Peach column

Grilled peaches can be amplified with a glaze of honey, maple syrup or bourbon and are delicious when eaten in tandem with burrata mozzarella. 

Whether the peaches you buy are grown in the Houston area, the Texas Hill Country or Georgia, now is the perfect time to stock up on the most delicious of all stone fruits.

The months of July and August are peak peach season, according to The Old Farmer’s Almanac.

Not only is it the best time to try peaches, but you can find plenty of other ways to implement them into your diet outside of the delicious tradition of peach cobbler or pie, or enjoying slices of red and orange bliss with scoops of vanilla ice cream.

No matter if you’re picking them up from your local grocery store or farmer’s market, peaches can keep for about five days, stored in your refrigerator or a plastic bag.

Inspired by The New York Times Cooking app and others, I’ve tried to think outside the box to put my own twist on a few recipes I’ve read recently that make peaches the focus of an entree instead of a mere accoutrement.

The first time I experimented with cooking with peaches, I used yellow peaches and smaller donut peaches, which have a flatter, round shape and white flesh.

Slicing them in half along the seams allows for an easy, satisfying twist to separate the two halves. You can brush them with vegetable oil or butter, or even maple syrup, molasses or bourbon if you want to add some additional sweetness and smokiness to sink in under the skin.

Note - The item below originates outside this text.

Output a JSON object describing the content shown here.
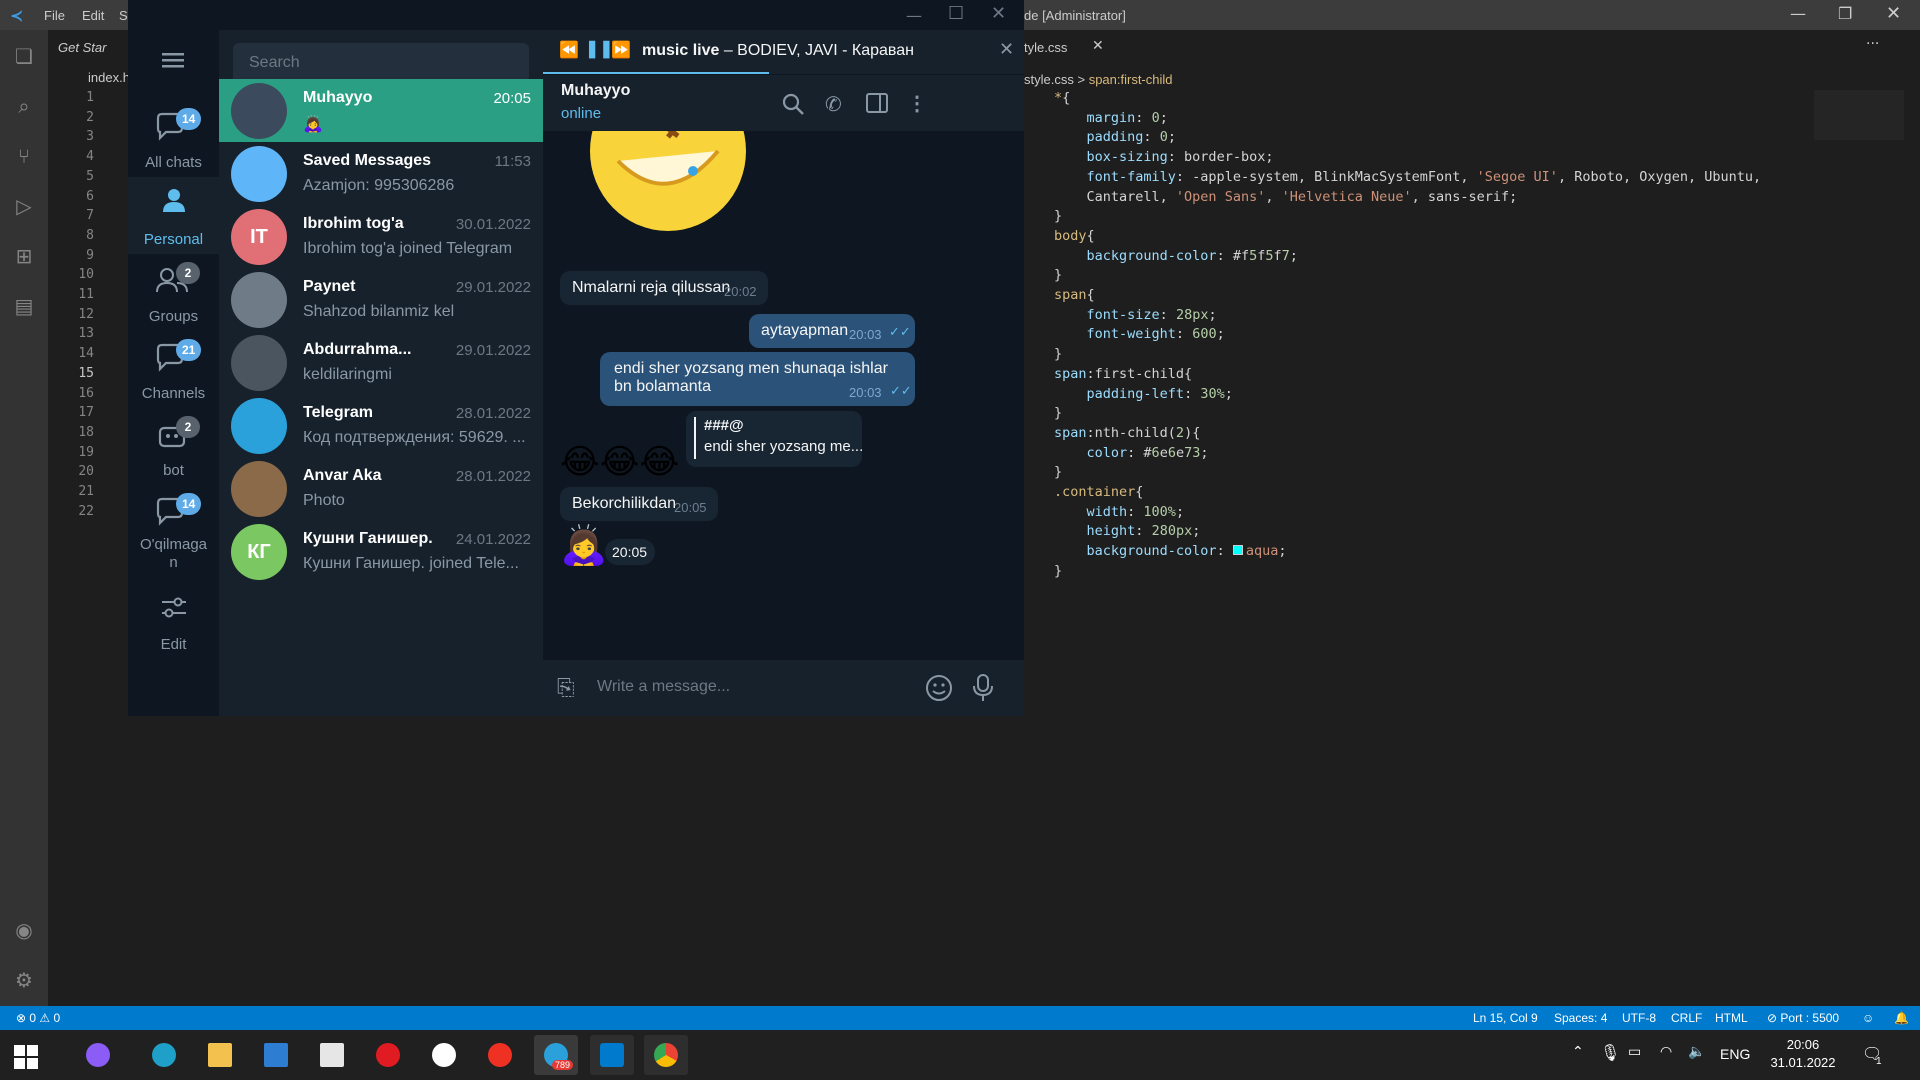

I grilled the peaches alongside thoroughly-seasoned chicken breasts with ginger, cumin and paprika. I have also done this before on the stove top at medium heat, and it only takes about five minutes to sear the peaches on each side. The grill marks left on the golden yellow flesh of the peach are immensely gratifying.

The key to grilling with fruit is to ensure it is not yet ripe, as it will soften naturally after exposure to high heat. I highly recommend pairing it with bananas, as I tried on one occasion, and pears on another.

For a meatless alternative, try centering your grilled peaches around a beautiful sphere of fresh burrata mozzarella, which I garnished with honey, basil and hot paprika.

If you prefer the fresh taste of the peaches, you can just slice them to your desired size, and scatter them atop a salad with kale, arugula, chicken (or tofu or your protein of choice) and burrata or your cheese of choice. I drizzled a balsamic glaze atop my peach chicken salad, but you can of course use your own preferred dressing to give your salad the kick you’re looking for.

If you’ve come back with bushels full of Fredericksburg-grown peaches after a weekend retreat, don’t fret. You can blend them to make smoothies, a syrup for sodas or cocktails, or homemade peach ice cream. You could also turn them into butter or jam or add them to salsa.

Canning them is a labor-intensive process, but you can also freeze them by adding the juice of one lemon per every eight to 10 peaches to prevent browning, and ½ teaspoon of sugar per peach. The lemon-sugar mixture, when tossed in a gallon-sized freezer bag, will help prevent air pockets.